What Is the Treatment for Pelvic Organ Prolapse?

According to the medical history and physical examination, the physician will recommend the treatment options. It may be non-surgical or surgical.

Non-Surgical Treatment:

  • Pelvic Floor Exercise - This exercise is also called Kegel exercise, which helps to strengthen the pelvic muscles by contracting and relaxing the muscles surrounding the opening of the vagina, urethra, and rectum.

  • The Pessary - It is a removable device inserted into the vagina to support the prolapsed pelvic organs. Certain types of pessary can treat both pelvic organ prolapse and urinary incontinence.

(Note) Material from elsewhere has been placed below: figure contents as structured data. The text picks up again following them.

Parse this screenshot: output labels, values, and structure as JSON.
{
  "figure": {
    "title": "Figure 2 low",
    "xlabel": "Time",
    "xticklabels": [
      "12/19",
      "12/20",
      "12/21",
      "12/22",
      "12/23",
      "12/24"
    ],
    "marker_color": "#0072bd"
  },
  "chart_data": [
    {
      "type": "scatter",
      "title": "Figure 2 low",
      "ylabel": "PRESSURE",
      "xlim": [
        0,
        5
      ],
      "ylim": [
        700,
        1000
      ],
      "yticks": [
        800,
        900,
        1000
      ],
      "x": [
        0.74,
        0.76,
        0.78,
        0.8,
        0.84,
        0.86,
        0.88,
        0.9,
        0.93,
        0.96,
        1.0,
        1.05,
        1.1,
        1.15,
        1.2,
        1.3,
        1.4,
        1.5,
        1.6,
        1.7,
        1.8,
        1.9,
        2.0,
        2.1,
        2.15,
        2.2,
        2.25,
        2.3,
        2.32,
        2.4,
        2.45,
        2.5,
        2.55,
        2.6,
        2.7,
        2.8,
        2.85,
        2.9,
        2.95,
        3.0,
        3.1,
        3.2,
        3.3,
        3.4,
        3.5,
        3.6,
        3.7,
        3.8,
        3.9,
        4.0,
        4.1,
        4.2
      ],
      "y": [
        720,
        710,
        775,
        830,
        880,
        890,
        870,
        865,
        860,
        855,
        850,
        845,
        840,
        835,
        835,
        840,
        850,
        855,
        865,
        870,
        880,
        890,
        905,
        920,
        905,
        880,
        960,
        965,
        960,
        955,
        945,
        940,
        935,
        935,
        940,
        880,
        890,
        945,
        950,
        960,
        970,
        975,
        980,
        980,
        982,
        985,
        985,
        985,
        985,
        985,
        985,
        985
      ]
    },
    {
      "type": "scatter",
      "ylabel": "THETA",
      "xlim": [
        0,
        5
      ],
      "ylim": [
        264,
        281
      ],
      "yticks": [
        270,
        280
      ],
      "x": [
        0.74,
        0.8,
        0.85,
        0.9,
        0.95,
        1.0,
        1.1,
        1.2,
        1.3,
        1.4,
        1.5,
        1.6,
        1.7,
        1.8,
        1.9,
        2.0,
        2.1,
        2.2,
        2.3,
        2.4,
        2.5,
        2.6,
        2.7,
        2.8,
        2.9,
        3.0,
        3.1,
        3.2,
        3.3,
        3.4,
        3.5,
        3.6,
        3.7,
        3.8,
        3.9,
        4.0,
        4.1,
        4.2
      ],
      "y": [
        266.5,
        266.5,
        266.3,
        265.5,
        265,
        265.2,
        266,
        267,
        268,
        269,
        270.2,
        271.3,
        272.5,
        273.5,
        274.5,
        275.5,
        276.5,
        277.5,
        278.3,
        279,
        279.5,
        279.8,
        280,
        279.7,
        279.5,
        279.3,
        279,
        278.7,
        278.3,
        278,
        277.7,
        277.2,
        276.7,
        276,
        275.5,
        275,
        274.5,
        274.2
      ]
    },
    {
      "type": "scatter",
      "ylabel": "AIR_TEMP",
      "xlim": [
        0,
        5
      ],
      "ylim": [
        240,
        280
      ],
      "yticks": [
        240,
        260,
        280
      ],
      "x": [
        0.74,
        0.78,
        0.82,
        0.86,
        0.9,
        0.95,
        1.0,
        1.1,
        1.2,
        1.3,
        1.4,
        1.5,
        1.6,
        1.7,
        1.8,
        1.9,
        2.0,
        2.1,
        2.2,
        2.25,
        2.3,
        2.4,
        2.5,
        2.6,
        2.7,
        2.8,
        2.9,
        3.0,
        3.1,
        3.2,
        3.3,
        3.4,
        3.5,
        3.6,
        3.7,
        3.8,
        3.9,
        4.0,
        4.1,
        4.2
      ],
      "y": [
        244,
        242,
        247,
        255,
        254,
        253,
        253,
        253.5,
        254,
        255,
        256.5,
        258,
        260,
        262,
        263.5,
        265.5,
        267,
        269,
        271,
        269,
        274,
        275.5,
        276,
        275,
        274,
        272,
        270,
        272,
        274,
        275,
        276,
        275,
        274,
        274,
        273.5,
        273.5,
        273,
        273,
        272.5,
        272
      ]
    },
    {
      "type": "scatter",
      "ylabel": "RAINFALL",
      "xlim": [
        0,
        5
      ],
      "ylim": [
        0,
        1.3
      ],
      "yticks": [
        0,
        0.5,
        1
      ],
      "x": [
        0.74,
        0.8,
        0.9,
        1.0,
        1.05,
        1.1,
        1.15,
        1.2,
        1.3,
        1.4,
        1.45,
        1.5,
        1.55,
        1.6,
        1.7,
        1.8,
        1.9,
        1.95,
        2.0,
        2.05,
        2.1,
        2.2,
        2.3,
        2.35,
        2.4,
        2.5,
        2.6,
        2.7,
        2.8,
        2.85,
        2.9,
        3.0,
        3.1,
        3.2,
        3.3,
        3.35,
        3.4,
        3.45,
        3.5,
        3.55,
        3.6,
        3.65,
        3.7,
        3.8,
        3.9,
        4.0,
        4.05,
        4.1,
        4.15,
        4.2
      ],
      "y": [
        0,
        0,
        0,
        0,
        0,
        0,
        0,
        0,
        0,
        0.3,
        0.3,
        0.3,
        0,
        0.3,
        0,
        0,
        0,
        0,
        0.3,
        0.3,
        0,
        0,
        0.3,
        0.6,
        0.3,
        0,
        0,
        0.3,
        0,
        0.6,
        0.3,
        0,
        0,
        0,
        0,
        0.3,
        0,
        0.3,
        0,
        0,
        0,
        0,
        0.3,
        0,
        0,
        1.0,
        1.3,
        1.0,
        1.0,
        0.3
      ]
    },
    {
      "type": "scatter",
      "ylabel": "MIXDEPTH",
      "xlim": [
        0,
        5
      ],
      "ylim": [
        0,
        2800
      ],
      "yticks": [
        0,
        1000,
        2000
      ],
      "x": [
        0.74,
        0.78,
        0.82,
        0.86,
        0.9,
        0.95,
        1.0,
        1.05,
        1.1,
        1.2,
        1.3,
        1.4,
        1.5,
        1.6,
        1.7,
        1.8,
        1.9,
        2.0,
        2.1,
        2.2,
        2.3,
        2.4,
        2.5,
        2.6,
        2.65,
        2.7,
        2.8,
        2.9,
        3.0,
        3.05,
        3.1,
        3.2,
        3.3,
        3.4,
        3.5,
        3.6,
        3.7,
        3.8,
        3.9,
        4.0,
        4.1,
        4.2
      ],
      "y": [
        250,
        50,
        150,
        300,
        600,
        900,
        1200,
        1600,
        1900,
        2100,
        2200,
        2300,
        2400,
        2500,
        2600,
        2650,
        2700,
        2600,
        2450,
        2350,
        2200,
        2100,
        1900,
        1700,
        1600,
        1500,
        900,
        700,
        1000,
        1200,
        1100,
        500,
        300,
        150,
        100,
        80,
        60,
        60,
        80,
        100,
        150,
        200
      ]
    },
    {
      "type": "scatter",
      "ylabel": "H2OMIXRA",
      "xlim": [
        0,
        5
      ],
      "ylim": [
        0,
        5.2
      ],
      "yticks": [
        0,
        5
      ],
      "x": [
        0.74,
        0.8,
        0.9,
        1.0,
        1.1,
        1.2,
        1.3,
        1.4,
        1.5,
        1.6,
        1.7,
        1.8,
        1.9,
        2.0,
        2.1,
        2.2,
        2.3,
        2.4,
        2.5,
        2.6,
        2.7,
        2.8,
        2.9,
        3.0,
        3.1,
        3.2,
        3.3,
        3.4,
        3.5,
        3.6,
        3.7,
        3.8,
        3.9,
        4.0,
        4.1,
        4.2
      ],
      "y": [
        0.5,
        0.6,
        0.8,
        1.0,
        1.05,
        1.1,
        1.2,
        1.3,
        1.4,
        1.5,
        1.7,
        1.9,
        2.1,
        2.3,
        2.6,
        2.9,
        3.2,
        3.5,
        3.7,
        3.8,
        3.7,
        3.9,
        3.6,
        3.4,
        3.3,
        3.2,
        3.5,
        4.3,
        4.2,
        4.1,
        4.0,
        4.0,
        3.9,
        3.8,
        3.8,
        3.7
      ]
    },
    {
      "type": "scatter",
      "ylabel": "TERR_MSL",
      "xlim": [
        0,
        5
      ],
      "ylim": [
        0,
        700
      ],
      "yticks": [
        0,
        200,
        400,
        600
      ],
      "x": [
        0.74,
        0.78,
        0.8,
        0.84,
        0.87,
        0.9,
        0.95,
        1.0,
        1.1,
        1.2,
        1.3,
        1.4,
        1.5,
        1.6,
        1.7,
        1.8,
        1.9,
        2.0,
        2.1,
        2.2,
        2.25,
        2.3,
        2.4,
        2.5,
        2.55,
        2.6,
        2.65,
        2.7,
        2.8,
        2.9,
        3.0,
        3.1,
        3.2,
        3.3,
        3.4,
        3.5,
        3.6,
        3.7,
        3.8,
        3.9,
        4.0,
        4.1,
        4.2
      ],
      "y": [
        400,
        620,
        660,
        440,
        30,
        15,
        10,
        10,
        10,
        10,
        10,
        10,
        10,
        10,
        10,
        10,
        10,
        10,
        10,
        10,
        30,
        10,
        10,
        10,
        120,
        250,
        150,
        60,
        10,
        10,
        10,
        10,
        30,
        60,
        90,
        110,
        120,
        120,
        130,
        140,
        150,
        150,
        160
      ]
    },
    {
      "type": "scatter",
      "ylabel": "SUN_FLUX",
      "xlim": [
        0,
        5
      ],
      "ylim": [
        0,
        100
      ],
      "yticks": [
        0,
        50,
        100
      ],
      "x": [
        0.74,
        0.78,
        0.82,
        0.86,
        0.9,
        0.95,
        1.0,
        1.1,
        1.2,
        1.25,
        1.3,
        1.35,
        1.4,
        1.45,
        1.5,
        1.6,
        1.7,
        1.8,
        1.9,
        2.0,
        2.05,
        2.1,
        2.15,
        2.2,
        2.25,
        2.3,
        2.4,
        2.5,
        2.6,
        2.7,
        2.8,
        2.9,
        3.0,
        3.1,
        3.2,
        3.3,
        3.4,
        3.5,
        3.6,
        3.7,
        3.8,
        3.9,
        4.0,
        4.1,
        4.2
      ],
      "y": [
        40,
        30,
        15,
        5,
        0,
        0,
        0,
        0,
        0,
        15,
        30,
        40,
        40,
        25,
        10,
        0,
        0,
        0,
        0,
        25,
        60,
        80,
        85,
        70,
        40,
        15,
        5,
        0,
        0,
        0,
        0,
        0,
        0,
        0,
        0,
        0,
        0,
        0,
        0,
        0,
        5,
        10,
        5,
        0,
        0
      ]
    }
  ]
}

  • Dietary Changes - Doctors may recommend eating foods with fiber for people with bowel problems. The fiber in food helps prevent constipation and straining during bowel movements.

Surgical Treatment:

Surgery is not often recommended for patients with pelvic organ prolapse. It is recommended for women with severe pain and discomfort, affecting their day-to-day lives. Surgery is carried out depending on the following factors.

  • Age.

  • The severity of prolapse.

  • The severity of symptoms.

  • Sexual activity.

  • The desire for future children.

  • The organ has prolapsed.

Surgery is done to restore the normal position of the vagina, repair the tissue around the vagina and permanently close the vaginal canal with or without removing the uterus (colpocleisis). Surgery of pelvic organ prolapse can be done either through the abdomen or vagina, using stitches, or with the addition of surgical mesh. Some women with pelvic organ prolapse may experience problems with urine leakage. During surgery, a procedure is done to prevent or decrease urine leakage.


Pelvic organ prolapse is not a life-threatening disorder. It occurs because pelvic floor tissues become weak and result in prolapse of pelvic organs. The symptoms are not severe. There will only be slight discomfort and pain recorded in most cases. There are non-surgical and surgical treatment options. Only in rare instances, surgical treatments are performed.